Biocarburants
Quand l’écorce coule dans des moteurs
Collaboration spéciale
Alimentée directement en écorce par la scierie, l’unité de démonstration pourrait produire annuellement 9 millions de litres d’huile de pyrolyse et 800 tonnes de biocharbon. La première peut remplacer le mazout lourd dans les activités des cimenteries et dans les fours d’usines de pâtes et papiers. « Nos clients potentiels sont intéressés par les crédits de carbone qu’ils pourraient en tirer », explique Éric Bouchard, vice-président Opérations manufacturières et développement corporatif chez Gestion Rémabec. La firme se présente comme « le plus grand entrepreneur forestier privé et le deuxième scieur en importance au Québec ».

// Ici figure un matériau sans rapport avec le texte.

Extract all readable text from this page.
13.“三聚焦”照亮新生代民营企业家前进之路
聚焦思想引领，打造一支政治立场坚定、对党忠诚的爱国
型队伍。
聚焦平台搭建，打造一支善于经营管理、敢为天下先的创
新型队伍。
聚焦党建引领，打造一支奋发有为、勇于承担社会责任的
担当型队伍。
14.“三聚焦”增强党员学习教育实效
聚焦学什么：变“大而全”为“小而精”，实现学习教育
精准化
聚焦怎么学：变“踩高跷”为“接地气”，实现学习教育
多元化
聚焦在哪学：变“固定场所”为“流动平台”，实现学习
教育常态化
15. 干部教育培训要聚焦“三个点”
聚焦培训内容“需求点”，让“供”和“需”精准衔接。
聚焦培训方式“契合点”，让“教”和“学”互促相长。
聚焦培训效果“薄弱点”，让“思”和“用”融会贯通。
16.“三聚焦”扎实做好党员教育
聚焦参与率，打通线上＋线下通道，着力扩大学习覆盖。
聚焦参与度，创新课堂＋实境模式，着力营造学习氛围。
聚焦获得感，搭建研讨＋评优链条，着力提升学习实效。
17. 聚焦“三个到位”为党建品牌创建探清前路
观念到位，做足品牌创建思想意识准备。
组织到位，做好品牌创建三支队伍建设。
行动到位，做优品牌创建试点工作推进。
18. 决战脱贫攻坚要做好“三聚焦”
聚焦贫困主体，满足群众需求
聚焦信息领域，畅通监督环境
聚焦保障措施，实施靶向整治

L’écorce est jusqu’à présent le résidu le moins valorisé à la scierie de Parent. « Cela nous coûte de l’argent pour l’enlever de notre site », souligne M. Bouchard, qui précise que dans le passé, des scieries enfouissaient l’écorce, faute de demande pour ce résidu. Et l’enlèvement peut coûter cher, compte tenu de l’éloignement de la scierie dans la forêt mauricienne, à plus de quatre heures de La Tuque. La quantité d’écorce est telle que quatre unités de production de biocarburant pourraient être alimentées en permanence chaque année. Et la manutention est facilitée, puisque la scierie utilise déjà des chargeuses sur roues.
L’étape de la démonstration doit permettre à Rémabec de vérifier la qualité du biocarburant produit. « Nous allons œuvrer pour affiner le plus possible notre produit, souligne Éric Bouchard. Nous verrons ensuite sous quelles formes proposer la production à des clients potentiels. » Dans l’unité de démonstration fournie par Pyrobiom Énergies, filiale de Rémabec située à Thetford Mines, l’écorce est transformée en poudre, elle-même chauffée pour produire un gaz. Celui-ci est refroidi et prend alors la forme d’une huile, de charbon et de gaz de synthèse, lui-même réutilisé pour sécher l’écorce.
La phase de démonstration doit durer jusqu’à la fin de l’année 2016. « Mais dès le mois de septembre, nous verrons si nous avons affaire à des problématiques majeures ou à de simples ajustements », explique Éric Bouchard. Un projet pilote réalisé chez Pyrobiom Énergies, avec la matière première venue de Parent, s’était conclu de manière satisfaisante, précise le dirigeant de Rémabec. Un enjeu important est le taux d’humidité contenu dans l’écorce et la capacité à pouvoir en tirer un biocarburant capable de se substituer aux produits pétroliers.
La phase de démonstration représente un investissement de 7,5 millions de dollars. Pyrobiom Énergies a bénéficié d’un soutien du gouvernement du Québec, par l’entremise du Fonds vert, à hauteur de 3 millions. Le projet crée une dizaine d’emplois à la scierie de Parent. Et le nombre d’embauches pourrait doubler si la démonstration est concluante et que d’autres unités étaient ajoutées. Actuellement, la scierie de Parent emploie une centaine de personnes dans ses installations, ainsi que 125 autres travailleurs en forêt. « Et si le projet fonctionne, il fera des petits ailleurs, sur d’autres sites », espère Éric Bouchard.